American artist Ryan Greenly likes the simple stuff: a clean diet, meditation and escapes into nature. His latest pieces, on view at solo show Jack (我，一無所有), were made in his periods of quiet and lonely mental activity. Greenly has papered over walls with material he discovered alone: flowers and leaves, pages torn from books, news clips, photos, quotes and pastiche sketches based on memories of people. Through the collages, he tries to share his monastic moment with his viewers, yet implies also that it’s impossible to extricate completely from contemporary civilization.

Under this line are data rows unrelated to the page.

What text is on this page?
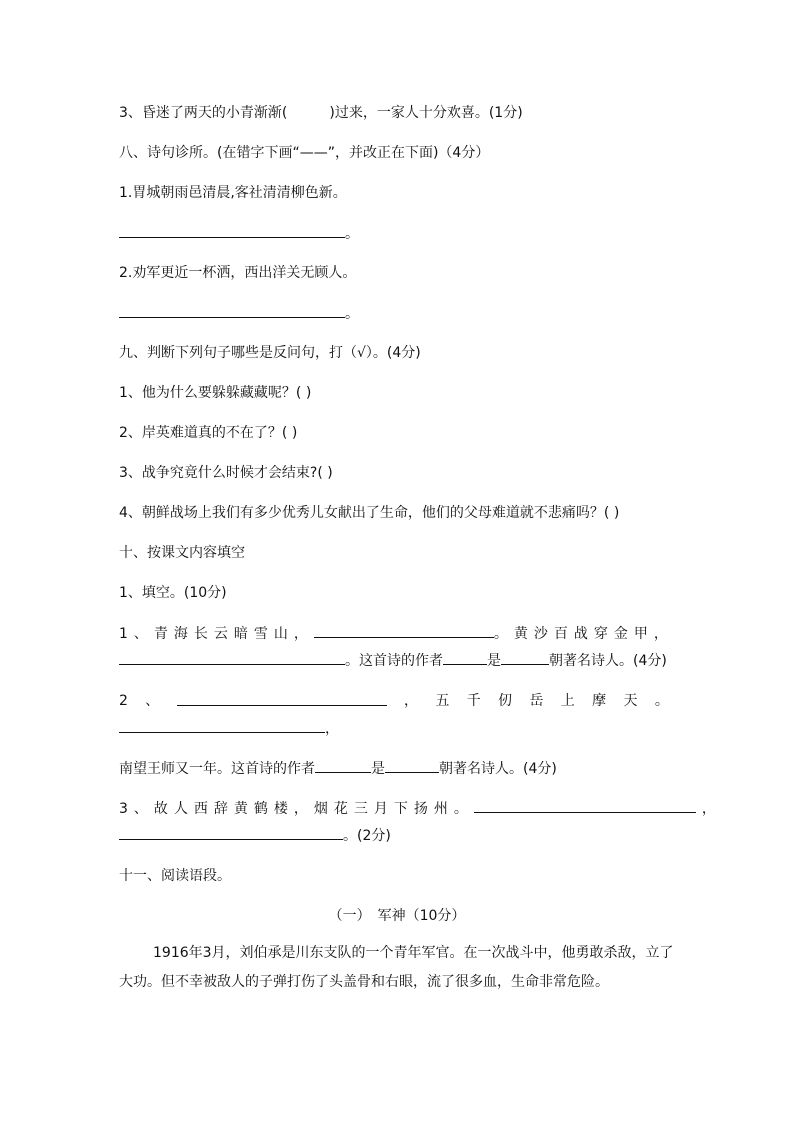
3、昏迷了两天的小青渐渐(　　　)过来，一家人十分欢喜。(1分)
八、诗句诊所。(在错字下画“——”，并改正在下面)（4分）
1.胃城朝雨邑清晨,客社清清柳色新。
。
2.劝军更近一杯洒，西出洋关无顾人。
。
九、判断下列句子哪些是反问句，打（√）。(4分)
1、他为什么要躲躲藏藏呢？( )
2、岸英难道真的不在了？( )
3、战争究竟什么时候才会结束?( )
4、朝鲜战场上我们有多少优秀儿女献出了生命，他们的父母难道就不悲痛吗？( )
十、按课文内容填空
1、填空。(10分)
1、青海长云暗雪山，	。黄沙百战穿金甲，
。这首诗的作者	是	朝著名诗人。(4分)
2 、	， 五 千 仞 岳 上 摩 天 。
，
南望王师又一年。这首诗的作者	是	朝著名诗人。(4分)
3、故人西辞黄鹤楼，烟花三月下扬州。	，
。(2分)
十一、阅读语段。
（一）　军神（10分）
1916年3月，刘伯承是川东支队的一个青年军官。在一次战斗中，他勇敢杀敌，立了大功。但不幸被敌人的子弹打伤了头盖骨和右眼，流了很多血，生命非常危险。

■ Barry Room, Taipei Artist Village (台北國際藝術村百里廳), 7 Beiping E Rd, Taipei City (台北市北平東路7號), tel: (02) 3393-7377. Open Tuesdays to Sundays from 11am to 9pm
■ Until Nov. 9
Over the Mountain (山外山) is a retrospective exhibition for Chou Ying (周瑛, 1922-2011), one of Taiwan’s founding print artists and educators. Chou is best-known for his Ode to Stone series, which uses an unusual frottage (rubbing) — instead of carving — technique to preserve the texture of the stone surface. The National Museum of History (國立歷史博物館) brings together 150 works including his most famous prints, as well as never-before-shown pieces like dark realist sketches he completed in China between 1939 and 1948. Chou left the artworks behind when he fled to Taiwan, and they were hidden for years by his brother for fear of political persecution.
■ National Museum of History, 49 Nanhai Rd, Taipei City (台北市南海路49號), tel: (02) 2361-0270. Open Tuesdays to Sundays from 10am to 6pm. General admission: NT$30
■ Until Dec. 15
Fresh Taiwan (文創國際拓銷特展) is an exhibition showcasing 70 of Taiwan’s best-selling products from the budding cultural and creative (文創) industry. Items include UID’s (桔禾創意) Dolly — a lamb-shaped coin bank with separate “lamb chops” for different currencies — and iHorn, an iPhone amplifier and recorder shaped like a vintage Taiwan-issued vinyl record. This catalog of items has entered markets of Tokyo, Paris, London and four other cities to commercial success, and is on display now as an example for local artists trying to break into a lucrative and growing market.
■ Taiwan Design Museum (台灣設計館), 133 Guangfu S Rd, Taipei City (臺北市光復南路133號), tel: (02) 2745-8199 ext. 379, open Tuesdays to Sundays from 9:30am to 5:30pm, closed on Mondays, general admission: NT$50
■ Until Nov. 17
Taiwan’s Grand Maestros (臺灣音樂憶像) is a memorial exhibition for Chang Hao (張昊), Kuo Chih-yuan (郭芝苑) and Chen Su-ti (陳泗治), late classical music composers who helped make Taiwanese music a genre. The show features their handwritten scores, letters and other personal items, as well as vintage posters, programs and newspaper coverage of their concerts. The exhibition includes free lectures and concerts of each composer’s works in Taipei on Nov. 10 and Greater Taichung on Nov. 22. To register or to learn more, visit www.tmi.ncfta.gov.tw.
■ Taiwan Music Institute (臺灣音樂館) at the National Center for Traditional Arts (國立傳統藝術中心), 26 Hangzhou N Rd, Taipei City (臺北市杭州北路26號), tel: (02) 2341-1200, open Mondays to Fridays from 9am to 4:30, closed every first Monday of the month from 9am to 1pm
■ Opens Monday. Until Nov. 29
CM Leung (蔡敏亮) brings Hong Kong-style wedding photography to Huashan 1914 Creative Park for the Bounce Art Exhibitions (就是要跳藝術展), a series of month-long solo exhibitions that opened July 18. Leung works with live props such as ceremonial guards to create western, highly stylized scenes that border on the surreal. Last year, Leung was named a Top 10 Chinese photographer by Portrait Photography Magazine and a Top 30 Asian wedding photographer in Asia by Signature Wedding Magazine.